Post-release, trouble brewed on September 8, 2025 . Yash Landge, in a relationship with Gayatri Kamble (sister of Mane's friend Samarth), ignored family warnings. After Yash visited Gayatri's home, Samarth enlisted Mane and others to thrash him at a local mutt, aiming to end the affair. Yash filed Crime No. 660/2025 at Foujdar Chawdi Police Station under BNS Sections 118(1), 118(2), 115(2), 351(3), 352, 189, 190, 191(1), and 191(2) . Mane was arrested September 17 , bailed September 22 —unchallenged by police.

Just three weeks later, on October 13 , Solapur's Police Commissioner deemed Mane a "dangerous person" under MPDA Section 2(B-1) , citing this crime and two in-camera witness statements recorded while Mane was still in custody.

Petitioner's Plea: "Private Fight, Not Public Peril"

Mane's counsel, Sangram Shinde with Harsh Kashyap , argued the detention was a shortcut to keep him jailed despite bail. Key points:

- The assault was individualistic , born of family objections to a romance—not affecting public order .

- No post-bail offences; prior crimes predated the 2023-2024 detention.

- In-camera statements (from witnesses "A" and "B") were stereotypical, recorded pre-bail ( September 20 and 22, 2025 ), unreliable, and unrelated to public disorder.

- Lacked true subjective satisfaction ; detention bypassed challenging bail.

State's Defense: Antecedents Spell Danger

APP P.P. Deokar countered fiercely, highlighting Mane's criminal history, prior detentions, FIR details, and witness statements alleging assaults on canteens and bystanders in August-September 2025. He insisted the material justified labeling Mane a threat to public order , with no procedural flaws.

Drawing the Line: Public Order or Just a Personal Vendetta?

The bench dissected the core issue: Could one post-release offence trigger MPDA detention? Echoing precedents, they distinguished law and order (handled by regular criminal law) from public order (warranting drastic preventive steps).

In Omkar alias Tedya Umesh Satpute v. State of Maharashtra (2025), the court clarified: "A quarrel between two individuals... will be termed as a personal or individualistic attack which will affect those individuals... but will surely not disturb public peace."

Supreme Court in Kuso Sah v. State of Bihar (1974) warned: "Stray... crimes of theft and assault are not matters of public order ... Every infraction of law does not necessarily result in public disorder."

Another Bombay ruling, Vaibhav @ Swapnil Balasaheb Shelke v. State (2024), flagged vague in-camera statements and missing " live link " to public order threats.

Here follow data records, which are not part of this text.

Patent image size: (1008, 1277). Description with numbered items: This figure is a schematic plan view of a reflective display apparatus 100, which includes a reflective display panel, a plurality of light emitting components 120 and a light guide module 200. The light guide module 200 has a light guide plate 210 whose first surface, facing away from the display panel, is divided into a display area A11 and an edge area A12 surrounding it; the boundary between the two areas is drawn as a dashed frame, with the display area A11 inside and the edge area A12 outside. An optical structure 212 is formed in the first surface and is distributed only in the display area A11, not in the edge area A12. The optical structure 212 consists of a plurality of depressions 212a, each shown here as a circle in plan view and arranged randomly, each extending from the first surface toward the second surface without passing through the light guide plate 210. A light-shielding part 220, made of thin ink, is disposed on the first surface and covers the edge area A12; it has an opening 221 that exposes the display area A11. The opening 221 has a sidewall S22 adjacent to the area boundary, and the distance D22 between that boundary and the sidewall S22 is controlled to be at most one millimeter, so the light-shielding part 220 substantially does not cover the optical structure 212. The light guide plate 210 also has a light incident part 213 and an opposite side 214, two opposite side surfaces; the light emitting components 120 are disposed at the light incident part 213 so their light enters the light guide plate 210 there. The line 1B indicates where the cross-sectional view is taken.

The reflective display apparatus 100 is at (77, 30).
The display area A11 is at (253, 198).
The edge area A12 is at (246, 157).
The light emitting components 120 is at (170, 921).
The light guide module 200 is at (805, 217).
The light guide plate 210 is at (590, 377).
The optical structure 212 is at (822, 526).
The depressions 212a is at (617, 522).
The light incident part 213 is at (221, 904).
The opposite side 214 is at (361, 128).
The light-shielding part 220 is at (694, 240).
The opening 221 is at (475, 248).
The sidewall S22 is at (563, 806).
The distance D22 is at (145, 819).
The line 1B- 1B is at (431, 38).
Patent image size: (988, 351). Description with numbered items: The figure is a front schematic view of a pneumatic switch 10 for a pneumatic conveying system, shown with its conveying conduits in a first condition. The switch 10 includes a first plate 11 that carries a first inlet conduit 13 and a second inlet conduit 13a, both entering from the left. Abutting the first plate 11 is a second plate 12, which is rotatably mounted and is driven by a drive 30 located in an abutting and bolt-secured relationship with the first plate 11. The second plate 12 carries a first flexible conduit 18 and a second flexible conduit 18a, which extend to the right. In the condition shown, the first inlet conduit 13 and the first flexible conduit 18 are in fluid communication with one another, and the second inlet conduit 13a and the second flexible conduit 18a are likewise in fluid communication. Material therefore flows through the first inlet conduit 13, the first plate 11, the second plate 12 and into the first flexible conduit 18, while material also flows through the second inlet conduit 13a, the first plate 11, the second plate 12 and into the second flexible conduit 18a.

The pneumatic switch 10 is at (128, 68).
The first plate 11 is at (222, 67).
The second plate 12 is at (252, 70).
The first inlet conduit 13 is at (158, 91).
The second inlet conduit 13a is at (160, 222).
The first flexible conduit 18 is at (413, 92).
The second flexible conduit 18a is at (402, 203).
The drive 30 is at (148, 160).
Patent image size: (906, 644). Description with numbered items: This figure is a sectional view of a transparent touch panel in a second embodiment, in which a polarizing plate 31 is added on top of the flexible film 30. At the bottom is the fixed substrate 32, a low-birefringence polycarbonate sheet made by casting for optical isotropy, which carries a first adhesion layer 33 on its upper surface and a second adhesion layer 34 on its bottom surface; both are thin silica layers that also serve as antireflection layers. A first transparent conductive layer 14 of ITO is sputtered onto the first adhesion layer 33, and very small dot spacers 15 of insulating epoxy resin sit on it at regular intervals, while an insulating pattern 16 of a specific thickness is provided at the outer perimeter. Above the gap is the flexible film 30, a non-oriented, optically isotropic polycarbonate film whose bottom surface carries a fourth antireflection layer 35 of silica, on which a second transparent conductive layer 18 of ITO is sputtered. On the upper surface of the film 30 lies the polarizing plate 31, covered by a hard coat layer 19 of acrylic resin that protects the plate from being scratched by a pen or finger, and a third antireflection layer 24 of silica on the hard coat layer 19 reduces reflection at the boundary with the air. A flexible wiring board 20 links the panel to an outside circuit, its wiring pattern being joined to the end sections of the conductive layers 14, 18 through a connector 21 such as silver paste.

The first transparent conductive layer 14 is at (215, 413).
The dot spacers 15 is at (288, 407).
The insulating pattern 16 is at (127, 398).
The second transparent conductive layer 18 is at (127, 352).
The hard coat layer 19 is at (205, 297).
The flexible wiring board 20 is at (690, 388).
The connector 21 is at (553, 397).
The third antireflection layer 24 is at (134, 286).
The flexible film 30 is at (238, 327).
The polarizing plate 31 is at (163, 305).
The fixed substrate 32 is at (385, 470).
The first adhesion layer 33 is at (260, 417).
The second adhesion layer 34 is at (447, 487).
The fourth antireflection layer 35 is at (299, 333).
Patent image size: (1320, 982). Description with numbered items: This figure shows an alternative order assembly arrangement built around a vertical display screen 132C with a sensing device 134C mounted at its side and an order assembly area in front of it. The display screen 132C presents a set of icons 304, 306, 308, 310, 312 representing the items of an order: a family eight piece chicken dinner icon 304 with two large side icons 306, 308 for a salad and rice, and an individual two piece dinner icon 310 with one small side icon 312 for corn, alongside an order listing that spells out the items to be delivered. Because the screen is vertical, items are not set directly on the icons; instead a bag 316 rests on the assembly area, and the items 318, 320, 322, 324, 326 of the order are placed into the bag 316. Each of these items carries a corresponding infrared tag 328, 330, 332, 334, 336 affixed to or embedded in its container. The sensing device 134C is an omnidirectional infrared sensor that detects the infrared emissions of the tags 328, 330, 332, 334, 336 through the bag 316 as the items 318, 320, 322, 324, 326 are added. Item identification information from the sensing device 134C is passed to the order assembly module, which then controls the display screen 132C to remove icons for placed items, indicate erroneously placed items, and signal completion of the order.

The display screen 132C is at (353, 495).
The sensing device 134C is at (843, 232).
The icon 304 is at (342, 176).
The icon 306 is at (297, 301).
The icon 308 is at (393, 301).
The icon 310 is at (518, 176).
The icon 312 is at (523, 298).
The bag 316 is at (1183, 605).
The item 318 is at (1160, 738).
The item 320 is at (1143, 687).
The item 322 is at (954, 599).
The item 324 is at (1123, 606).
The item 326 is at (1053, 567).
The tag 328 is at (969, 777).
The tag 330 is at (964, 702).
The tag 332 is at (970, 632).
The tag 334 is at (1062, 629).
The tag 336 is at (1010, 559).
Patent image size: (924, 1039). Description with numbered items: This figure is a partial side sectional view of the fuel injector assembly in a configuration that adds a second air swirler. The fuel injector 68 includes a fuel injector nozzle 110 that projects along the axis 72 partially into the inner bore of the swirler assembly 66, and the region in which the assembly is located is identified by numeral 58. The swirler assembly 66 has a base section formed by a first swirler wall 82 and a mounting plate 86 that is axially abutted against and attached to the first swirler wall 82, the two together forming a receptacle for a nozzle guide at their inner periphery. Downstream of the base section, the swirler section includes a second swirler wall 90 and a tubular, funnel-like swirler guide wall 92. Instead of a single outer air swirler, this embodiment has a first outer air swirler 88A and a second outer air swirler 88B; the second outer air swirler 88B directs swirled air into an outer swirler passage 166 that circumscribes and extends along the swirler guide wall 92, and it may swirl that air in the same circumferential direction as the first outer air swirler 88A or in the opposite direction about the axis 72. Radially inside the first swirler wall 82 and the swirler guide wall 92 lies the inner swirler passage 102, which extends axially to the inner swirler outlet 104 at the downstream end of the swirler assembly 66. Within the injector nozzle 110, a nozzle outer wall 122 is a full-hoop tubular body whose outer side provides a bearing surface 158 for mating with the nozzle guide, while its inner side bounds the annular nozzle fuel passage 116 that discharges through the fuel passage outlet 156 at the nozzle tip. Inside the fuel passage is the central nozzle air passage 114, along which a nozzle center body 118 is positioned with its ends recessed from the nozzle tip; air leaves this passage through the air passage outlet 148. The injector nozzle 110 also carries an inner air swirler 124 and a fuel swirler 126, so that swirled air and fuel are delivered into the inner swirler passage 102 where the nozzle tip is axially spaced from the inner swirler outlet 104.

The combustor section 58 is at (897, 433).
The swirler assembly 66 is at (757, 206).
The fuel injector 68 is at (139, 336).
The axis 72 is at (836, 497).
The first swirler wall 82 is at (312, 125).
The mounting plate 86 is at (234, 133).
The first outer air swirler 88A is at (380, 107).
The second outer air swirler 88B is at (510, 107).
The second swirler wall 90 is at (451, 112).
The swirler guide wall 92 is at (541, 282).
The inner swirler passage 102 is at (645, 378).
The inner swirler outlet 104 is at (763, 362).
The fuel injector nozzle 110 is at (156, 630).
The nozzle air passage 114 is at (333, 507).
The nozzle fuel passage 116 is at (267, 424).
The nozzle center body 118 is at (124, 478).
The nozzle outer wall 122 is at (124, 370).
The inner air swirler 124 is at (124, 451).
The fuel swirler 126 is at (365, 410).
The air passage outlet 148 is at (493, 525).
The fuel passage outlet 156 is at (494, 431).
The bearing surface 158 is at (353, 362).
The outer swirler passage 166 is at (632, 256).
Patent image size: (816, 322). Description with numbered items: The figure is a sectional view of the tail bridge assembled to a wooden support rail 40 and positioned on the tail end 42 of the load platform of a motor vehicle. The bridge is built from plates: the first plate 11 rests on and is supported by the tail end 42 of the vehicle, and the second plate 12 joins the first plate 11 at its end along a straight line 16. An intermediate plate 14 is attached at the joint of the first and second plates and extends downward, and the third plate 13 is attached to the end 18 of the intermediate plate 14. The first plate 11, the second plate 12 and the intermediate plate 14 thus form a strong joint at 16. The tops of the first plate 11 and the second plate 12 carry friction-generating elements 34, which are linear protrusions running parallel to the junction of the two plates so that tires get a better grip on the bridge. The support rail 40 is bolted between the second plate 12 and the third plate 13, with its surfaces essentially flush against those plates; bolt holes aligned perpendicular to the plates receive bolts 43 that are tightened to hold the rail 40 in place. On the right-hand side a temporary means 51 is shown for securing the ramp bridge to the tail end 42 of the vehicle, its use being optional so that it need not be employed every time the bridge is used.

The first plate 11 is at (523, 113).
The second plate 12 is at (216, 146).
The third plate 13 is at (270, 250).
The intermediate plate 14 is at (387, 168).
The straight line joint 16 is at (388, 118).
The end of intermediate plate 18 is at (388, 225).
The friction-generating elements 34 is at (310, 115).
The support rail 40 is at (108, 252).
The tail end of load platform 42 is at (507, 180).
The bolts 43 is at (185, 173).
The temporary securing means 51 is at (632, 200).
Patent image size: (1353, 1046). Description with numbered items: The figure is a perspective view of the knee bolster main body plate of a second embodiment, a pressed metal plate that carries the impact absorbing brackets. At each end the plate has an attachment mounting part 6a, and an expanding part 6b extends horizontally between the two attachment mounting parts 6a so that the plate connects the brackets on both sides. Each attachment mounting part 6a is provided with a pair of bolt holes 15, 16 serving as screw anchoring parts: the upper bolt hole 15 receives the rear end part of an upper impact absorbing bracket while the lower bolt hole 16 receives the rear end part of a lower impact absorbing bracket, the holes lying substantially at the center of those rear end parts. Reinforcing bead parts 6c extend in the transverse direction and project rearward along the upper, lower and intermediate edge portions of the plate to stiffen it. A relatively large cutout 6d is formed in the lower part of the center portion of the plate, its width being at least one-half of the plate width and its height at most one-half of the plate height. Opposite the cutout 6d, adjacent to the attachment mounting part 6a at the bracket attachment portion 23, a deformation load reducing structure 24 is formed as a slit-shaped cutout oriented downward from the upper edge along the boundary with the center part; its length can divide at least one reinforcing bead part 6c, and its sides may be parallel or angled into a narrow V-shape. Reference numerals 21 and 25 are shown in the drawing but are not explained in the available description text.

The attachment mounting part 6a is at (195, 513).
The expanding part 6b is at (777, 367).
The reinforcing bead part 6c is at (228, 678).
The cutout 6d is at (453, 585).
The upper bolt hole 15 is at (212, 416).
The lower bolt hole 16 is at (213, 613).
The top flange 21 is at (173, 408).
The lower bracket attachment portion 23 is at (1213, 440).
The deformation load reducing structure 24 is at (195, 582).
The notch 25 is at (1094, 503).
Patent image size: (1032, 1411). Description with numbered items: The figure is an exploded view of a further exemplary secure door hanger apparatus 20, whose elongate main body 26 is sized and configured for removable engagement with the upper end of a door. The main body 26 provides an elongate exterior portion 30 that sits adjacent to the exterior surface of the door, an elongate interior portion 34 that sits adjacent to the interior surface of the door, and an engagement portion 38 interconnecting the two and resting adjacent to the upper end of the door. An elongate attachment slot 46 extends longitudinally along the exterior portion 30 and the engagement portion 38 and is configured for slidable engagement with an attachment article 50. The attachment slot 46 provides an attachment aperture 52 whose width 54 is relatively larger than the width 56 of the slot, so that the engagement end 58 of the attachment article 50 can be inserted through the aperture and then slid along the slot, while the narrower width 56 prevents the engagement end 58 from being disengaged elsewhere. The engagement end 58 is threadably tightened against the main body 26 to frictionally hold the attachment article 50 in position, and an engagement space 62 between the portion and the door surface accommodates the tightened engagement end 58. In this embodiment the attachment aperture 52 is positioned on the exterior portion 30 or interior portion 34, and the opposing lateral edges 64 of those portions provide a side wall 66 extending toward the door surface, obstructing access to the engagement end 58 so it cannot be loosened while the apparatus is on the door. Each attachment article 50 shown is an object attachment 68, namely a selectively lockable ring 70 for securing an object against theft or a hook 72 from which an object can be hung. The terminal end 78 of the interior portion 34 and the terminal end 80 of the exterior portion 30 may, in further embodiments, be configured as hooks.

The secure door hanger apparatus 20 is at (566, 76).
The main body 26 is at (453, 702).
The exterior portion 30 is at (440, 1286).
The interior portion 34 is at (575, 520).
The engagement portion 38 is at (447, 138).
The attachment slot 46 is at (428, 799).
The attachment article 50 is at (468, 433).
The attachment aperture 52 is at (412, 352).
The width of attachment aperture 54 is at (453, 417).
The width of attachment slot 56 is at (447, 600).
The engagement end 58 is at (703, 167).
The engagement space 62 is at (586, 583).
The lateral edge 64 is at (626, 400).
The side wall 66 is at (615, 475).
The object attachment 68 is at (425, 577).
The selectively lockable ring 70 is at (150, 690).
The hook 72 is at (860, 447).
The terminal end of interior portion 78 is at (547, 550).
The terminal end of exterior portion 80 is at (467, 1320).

Here, the love-triangle beating was "purely of individualistic nature... solely to discourage the said relationship." In-camera tales of vague assaults lacked dates, credibility, and post-bail links. No bail challenge or fresh crimes sealed the misuse: "The provision u/s 3(2) of the Act cannot be used as a tool to keep a person consistently behind bar."

Key Observations Straight from the Bench

"There is difference between an act against ‘law & Order’ and ‘ Public Order ’. The incidence in Crime No. 660 of 2025 is purely of individualistic nature."

"The in-camera statements were obtained even before he could be physically released on bail... authorities had not challenged the petitioner’s bail order nor any application for cancellation of bail has been preferred."

"A singular incidence of private assault or individualistic offence could not be used as ground to hold a person ‘dangerous person’ within the meaning of the Act."

"Detention is not an unfettered right of the detaining authority."

Freedom Restored: Quashed Order, Broader Warning

The writ petition succeeded: "The impugned order dated 13.10.2025 ... is quashed and set aside; The Petitioner be released from detention forthwith if not required in any other offence."

This ruling reinforces Article 21 safeguards, curbing MPDA overreach. As news reports noted, it deprecates detaining via untested statements while ignoring bail— a practice "consistently deprecated" by the court. Future cases may scrutinize "live links" to public order more rigorously, sparing petty feuds from preventive chains.